Kami akhirnya memutuskan untuk memasuki ruang bawah tanah bersama mereka besok, dan memutuskan bahwa hal itu akan berlangsung hingga hari anggota kelompok kami dipromosikan.

“Kelihatannya terlalu lama untuk pesta sementara, ya kan?”

Mengangguk-

Alih-alih kita, pihak lain mungkin bertanya-tanya tentang apa semua ini.

Mereka akan mencoba untuk tetap bersatu dan tumbuh bersama semampunya.

Keesokan harinya, kami bangun lebih cepat dari sebelumnya dan menyambut hari pertama menjelajahi ruang bawah tanah kelas C.

Saya dapat bertemu dengan sekelompok empat orang di depan gerbang ruang bawah tanah ‘Frogfolk’.

“… Kamu ini apa? Orang di sebelahmu malah lebih konyol lagi, kan? Apa sih yang sebenarnya terjadi selama ini?”

Seorang ‘gadis hitam’ berbadan kecil yang menanyakan pertanyaan-pertanyaan seperti itu sejak pertemuan pertama.
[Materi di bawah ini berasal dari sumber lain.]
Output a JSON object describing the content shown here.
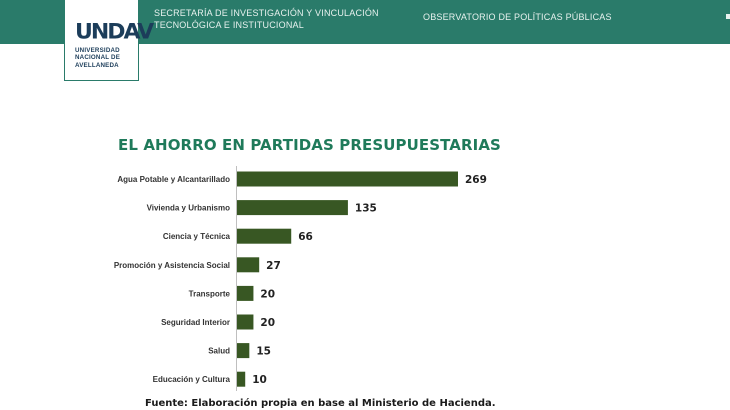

Dia, yang masih menunggangi bahu Cheong-ah, bertanya pada Yeon-hee tak percaya sambil mengusap matanya.

“Bagaimana… Kekuatan seperti itu dalam waktu sesingkat itu-“

Reaksinya bukanlah reaksi untuk mengawasi kami, tetapi reaksi yang lahir dari rasa ingin tahu yang tulus.

Dan jika memungkinkan, saya ingin menerima pengetahuan.

“Setelah beberapa hari bekerja keras…”

Yeonhee hanya mengatakan itu, tetapi ‘Heukah’ bertepuk tangan keras dan mengangguk seolah dia mengerti.

“Jadi, Anda punya pengalaman mengatasi kematian? Kami tahu cara melakukannya.”

“Eh… Yah, seperti itu.”

Tebakan Heukah benar sampai batas tertentu, jadi dia setuju tanpa perlawanan.

‘… Mengatasi kematian… Apakah kamu tahu metode pelatihan seperti itu? Haruskah aku bertanya kepadamu nanti?’